Despite these limitations, the current study provided evidence that relatively more prolonged exposure to a depressed primary caregiver affects responding to a kind of stimulation that normally is particularly effective at modulating infant state and promoting learning (see also Field et al., 1988), including, in the latter half of the first year, learning about speech stimuli (Thiessen, Hill, & Saffran, 2005). Although no explicit links can yet be shown between the kinds of learning failures we have reported and later cognitive or language development, others have found that children of mothers with chronic depression exhibit lags in cognitive development (Cornish et al., 2005) and vocabulary acquisition (NICHD ECCRN, 1999).

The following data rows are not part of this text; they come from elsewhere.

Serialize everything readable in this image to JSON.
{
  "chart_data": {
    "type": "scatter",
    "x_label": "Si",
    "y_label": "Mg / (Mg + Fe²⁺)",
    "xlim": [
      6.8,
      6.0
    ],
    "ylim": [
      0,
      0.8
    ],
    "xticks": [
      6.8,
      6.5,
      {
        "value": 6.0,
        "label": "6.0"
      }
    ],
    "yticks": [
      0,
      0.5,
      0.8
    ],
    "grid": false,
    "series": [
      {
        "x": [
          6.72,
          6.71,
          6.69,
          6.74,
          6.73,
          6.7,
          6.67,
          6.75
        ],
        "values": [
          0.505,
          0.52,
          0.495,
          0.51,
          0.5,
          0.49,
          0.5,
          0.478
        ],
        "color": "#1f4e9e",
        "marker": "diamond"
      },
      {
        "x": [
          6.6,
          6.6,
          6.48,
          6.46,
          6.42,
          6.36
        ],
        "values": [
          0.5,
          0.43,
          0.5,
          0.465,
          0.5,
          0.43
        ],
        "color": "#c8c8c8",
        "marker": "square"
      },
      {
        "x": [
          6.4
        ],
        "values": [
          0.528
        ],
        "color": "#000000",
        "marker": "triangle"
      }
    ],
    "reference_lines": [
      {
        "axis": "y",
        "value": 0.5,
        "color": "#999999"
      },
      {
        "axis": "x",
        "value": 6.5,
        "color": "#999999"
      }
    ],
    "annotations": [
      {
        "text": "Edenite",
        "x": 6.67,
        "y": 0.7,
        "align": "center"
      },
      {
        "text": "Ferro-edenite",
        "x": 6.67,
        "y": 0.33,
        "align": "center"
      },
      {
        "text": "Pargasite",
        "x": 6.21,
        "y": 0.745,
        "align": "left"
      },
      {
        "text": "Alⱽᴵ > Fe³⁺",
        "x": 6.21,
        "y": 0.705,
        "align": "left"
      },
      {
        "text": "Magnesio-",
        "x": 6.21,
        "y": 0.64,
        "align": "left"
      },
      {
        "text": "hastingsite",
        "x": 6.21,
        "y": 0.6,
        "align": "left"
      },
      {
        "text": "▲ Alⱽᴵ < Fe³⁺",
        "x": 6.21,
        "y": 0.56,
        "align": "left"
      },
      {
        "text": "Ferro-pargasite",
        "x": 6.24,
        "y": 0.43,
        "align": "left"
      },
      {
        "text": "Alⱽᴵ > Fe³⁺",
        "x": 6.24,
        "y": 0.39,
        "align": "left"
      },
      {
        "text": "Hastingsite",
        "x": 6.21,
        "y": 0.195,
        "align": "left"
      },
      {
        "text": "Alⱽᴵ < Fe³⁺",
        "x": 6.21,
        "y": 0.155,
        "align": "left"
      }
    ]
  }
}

One possible implication of our findings is that the effectiveness of stimulation produced by non-depressed female interaction partners, childcare providers, and therapists may be reduced for infants of chronically depressed mothers, thereby potentially hindering efforts to improve infant functioning through enrichment programs or therapeutic interventions. It will be of interest to determine whether and how quickly infants of chronically depressed mothers exhibit recovery of responding to non-depressed female IDS as a consequence of sensitive and contingent interactions with a non-depressed female interaction partner or therapist.
Footnotes
This finding prompted a re-analysis of the data from Kaplan et al. (2004). In two experiments, there were 23 infants of currently depressed mothers, with a mean age of 242 days (range 175–400 days). Of these 23 infants, 5 had mothers with depression onset after the first 4 weeks postpartum (mean time of onset = 3.0 months postpartum, SD = 0.7; mean infant age = 242.2 days, SD = 42.1). These 5 were matched to 5 infants of depressed mothers with perinatal onset (mean time of onset 0.2 months, SD = 0.4; mean infant age = 244.2 days, SD = 42.6), and mean difference scores were compared. The ages and mean difference scores for the 5 infants of depressed mothers with perinatal onset were: 175 days, 1.80 s; 232 days, 0.85 s; 244 days, −1.70 s; 265 days, −0.30 s; 305 days, −3.40 s. The ages and mean difference scores for the matched infants of mothers with later onset were: 176 days, 2.80 s; 232 days, 4.10 s; 236 days, 4.20 s; 262 days, 1.05 s; 305 days, 1.70 s. For each matched pair, the mean difference score for the infant of the mother with perinatal onset was lower than that for the infant of the mother with later onset, sign test, z = 1.79, p = .05. These findings, not previously reported, bolster the current limited data.